Rumors of the army and rakhine militias’ conduct with rapes and killings of adults and children spread rapidly in the area, where many have mobile phones . In the villages that had not yet been attacked, most chose to flee across the border river to Bangladesh.

In November 2017, the UN estimated that more than 600,000 new refugees had arrived at the camps in Bangladesh, where there were several hundred thousand before. Only a minority of the Rohingya population is still in Myanmar. Satellite photographs from before and after the operation show that the houses in at least 230 villages have been burned down in whole or in part, of which 212 are Rohingya villages.

3: Who is Rohingya?

Rohingya is one of several historical names of the Muslims who lived in the Buddhist principality of Arakan before it was conquered by Myanmar (Burma) in 1783, or who settled there later. Many moved from the west to Myanmar under British colonial rule (1823–1937) when Myanmar was part of British India.

Other names of the people have been Chittagongs, Bengals and Arakan or Rakhine Muslims. They speak the same language (Bengali) and have the same religion (Islam) as the people of Chittagong province in Bangladesh. There is also a small group of “Kaman Muslims” in Rakhine who are more integrated and recognized by the Buddhist majority. Bangladesh also has a small Buddhist rakhine minority.

The history of Buddhist opposition to Muslim immigration dates back to colonial times. In 1942, during World War II, the Japanese forced both Muslims and Hindus to flee west . 500-600 000 fled, and tens of thousands died during the flight. Japan received support from a local army led by General Aung San (Aung San Suu Kyi’s father).

In March 1945, he switched sides in the war, contacted the British and negotiated Myanmar’s independence. Aung San is considered the founder of modern Myanmar, but he did not manage to become the leader of the new state, because he was assassinated before Independence Day.

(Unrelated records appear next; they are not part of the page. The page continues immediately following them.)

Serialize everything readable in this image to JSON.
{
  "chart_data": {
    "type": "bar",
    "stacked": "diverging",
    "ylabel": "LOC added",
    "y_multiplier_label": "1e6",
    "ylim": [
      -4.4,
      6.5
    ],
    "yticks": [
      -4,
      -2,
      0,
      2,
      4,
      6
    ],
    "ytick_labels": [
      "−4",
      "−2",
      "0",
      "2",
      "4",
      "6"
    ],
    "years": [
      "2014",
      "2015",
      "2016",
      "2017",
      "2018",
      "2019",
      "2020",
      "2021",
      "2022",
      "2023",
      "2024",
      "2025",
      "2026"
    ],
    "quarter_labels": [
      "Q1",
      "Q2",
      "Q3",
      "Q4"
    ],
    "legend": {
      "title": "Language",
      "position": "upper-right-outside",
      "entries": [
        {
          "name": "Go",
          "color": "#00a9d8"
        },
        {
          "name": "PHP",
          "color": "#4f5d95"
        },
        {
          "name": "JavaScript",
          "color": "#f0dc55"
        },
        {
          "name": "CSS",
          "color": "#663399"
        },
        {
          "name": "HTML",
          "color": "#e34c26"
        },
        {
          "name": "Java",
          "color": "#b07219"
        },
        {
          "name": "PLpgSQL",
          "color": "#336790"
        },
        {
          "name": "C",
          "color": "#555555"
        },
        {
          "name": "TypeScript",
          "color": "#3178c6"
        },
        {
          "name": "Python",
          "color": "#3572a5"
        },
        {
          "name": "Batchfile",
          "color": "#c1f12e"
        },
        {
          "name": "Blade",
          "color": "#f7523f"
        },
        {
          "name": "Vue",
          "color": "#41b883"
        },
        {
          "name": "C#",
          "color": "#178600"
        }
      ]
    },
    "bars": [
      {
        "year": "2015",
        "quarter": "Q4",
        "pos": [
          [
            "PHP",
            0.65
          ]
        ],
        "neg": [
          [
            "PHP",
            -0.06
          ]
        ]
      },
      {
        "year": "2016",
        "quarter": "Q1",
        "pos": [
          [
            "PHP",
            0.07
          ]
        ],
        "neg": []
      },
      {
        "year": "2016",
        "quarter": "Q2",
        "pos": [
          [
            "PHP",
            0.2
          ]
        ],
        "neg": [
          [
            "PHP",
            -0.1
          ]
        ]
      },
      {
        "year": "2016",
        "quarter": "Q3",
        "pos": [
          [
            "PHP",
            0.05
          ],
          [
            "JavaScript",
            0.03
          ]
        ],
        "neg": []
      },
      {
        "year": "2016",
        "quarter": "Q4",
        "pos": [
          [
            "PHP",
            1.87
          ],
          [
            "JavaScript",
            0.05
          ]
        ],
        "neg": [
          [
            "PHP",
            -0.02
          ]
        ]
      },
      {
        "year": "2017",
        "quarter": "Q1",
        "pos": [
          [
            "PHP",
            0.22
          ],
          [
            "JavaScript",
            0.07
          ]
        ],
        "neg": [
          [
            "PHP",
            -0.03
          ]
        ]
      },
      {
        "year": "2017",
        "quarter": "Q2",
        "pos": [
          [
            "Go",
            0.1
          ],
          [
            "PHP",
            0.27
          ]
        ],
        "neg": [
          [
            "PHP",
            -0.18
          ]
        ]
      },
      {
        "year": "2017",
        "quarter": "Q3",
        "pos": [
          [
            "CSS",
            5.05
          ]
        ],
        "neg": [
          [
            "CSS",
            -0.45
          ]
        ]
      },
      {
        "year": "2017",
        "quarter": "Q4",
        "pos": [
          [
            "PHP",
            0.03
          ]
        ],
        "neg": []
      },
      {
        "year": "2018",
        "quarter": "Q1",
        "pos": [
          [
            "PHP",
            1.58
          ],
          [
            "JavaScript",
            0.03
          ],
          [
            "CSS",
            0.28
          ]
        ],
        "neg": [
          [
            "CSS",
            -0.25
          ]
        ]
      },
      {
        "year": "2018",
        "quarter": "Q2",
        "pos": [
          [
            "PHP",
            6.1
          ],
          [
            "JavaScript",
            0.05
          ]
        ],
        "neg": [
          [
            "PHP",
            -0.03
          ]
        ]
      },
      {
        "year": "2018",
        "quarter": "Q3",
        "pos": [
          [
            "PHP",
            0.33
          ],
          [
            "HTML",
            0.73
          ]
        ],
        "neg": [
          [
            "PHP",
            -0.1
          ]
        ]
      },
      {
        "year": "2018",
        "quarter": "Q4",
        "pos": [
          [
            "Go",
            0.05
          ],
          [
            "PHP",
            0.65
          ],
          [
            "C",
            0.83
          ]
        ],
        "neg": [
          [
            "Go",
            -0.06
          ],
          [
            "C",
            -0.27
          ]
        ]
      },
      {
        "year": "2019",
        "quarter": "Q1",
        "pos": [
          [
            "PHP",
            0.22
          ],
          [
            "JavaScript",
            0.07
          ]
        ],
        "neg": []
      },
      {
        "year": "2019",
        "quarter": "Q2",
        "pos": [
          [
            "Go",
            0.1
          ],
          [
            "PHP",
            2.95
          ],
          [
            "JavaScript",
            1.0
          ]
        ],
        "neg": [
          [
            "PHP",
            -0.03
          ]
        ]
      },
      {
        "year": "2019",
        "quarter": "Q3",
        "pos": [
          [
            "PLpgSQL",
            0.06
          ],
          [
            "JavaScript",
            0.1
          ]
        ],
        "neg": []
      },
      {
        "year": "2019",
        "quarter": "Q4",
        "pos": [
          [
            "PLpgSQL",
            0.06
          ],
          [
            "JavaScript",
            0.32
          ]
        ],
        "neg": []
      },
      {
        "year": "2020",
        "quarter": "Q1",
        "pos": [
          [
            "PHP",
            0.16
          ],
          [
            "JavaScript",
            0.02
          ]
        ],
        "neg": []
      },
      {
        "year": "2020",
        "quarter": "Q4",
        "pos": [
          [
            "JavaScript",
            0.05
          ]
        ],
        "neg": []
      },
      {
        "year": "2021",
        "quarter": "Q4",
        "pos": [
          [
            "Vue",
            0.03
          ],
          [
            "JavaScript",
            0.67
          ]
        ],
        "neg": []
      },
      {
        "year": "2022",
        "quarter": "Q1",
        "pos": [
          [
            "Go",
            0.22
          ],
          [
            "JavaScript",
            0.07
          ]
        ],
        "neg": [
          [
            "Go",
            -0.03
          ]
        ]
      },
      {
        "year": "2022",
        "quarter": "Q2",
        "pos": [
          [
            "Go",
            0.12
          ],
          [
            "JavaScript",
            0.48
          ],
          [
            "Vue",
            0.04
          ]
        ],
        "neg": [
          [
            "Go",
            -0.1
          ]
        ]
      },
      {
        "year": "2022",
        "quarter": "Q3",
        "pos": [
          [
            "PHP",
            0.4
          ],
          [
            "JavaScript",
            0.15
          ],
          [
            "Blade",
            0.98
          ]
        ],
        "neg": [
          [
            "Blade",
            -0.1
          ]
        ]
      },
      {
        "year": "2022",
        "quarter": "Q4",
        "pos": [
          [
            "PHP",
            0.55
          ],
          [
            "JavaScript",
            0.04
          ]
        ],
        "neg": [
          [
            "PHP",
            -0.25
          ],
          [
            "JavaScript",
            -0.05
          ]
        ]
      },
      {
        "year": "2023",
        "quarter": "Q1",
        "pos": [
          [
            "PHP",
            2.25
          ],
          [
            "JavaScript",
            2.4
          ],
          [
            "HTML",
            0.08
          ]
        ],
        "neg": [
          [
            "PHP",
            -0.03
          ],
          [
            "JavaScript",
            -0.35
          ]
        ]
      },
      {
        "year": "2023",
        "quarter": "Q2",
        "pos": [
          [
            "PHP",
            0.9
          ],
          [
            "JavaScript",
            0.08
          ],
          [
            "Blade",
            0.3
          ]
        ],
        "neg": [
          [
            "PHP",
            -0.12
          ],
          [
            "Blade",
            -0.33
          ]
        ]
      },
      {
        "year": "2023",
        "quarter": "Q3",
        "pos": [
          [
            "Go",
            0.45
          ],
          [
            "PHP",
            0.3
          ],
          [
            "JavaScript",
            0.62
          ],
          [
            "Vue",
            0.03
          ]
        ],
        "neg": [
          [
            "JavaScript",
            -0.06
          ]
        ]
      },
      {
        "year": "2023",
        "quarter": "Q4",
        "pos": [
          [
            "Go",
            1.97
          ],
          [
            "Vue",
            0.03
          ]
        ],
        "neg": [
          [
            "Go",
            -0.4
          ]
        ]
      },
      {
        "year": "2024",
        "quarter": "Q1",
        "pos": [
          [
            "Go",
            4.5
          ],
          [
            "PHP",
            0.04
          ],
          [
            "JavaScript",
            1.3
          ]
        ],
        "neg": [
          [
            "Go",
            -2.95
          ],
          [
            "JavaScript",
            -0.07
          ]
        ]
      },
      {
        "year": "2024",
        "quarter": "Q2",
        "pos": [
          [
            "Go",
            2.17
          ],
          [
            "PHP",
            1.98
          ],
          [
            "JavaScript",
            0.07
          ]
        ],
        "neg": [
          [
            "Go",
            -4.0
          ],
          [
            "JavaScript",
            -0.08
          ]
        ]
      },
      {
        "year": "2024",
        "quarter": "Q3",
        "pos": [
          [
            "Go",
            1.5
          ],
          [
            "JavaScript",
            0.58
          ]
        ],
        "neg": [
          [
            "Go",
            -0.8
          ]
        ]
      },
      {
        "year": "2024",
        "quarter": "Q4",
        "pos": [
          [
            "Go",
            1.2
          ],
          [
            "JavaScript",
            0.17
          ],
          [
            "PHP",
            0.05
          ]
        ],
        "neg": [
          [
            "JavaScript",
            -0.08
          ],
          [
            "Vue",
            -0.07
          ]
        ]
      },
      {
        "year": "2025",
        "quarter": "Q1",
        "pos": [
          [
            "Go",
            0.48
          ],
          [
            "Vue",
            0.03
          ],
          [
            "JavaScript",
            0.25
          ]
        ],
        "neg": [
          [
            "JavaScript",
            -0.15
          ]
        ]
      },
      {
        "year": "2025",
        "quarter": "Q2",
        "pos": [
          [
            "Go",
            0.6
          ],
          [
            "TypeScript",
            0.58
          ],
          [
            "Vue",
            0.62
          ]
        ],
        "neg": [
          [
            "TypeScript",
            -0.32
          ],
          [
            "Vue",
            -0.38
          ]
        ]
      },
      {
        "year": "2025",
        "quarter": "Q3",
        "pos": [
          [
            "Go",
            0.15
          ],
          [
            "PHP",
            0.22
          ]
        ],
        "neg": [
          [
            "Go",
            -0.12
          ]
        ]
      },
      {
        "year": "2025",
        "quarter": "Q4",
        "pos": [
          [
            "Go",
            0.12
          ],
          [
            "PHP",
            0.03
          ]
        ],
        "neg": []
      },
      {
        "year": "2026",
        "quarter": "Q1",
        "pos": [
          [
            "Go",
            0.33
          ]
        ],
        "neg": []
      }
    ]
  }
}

Under the chaotic conditions that prevailed in the early years of independent Myanmar, the northern part of Rakhine was controlled by an armed Muslim group, which had supported the British during World War II. It was defeated by the army in Myanmar. Then the Rohingya political movement arose .

In the 1950s, it adopted the name Rohingya as the name of itself and its people, and eventually most Muslims in or from the state of Rakhine have made Rohingya their identity . The movement demanded that the Rohingya be recognized as one of the many ethnic groups in Myanmar. This demand was met with increased repression. A large number of Rohingya were forced to flee to Bangladesh in 1978 and again in 1991-92 . Since then, the Rohingya have had difficulty finding work and poor access to health care.

The goal of recognition has not yet been reached . In 1982, the military dictatorship of Myanmar passed a law granting citizenship to all who belonged to what were called ” national ethnic groups .” Rohingya were not among the 135 groups that fell under this designation.

A new constitution, introduced in 2008, provided no improvement. In 2010, the Rohingya were granted the right to vote in elections to the National Assembly, but at the next election in 2015, they were not allowed to vote. In fact, the position of the Rohingya deteriorated after 2011, when Myanmar introduced a more democratic form of government. (The military had ruled the country since 1962.)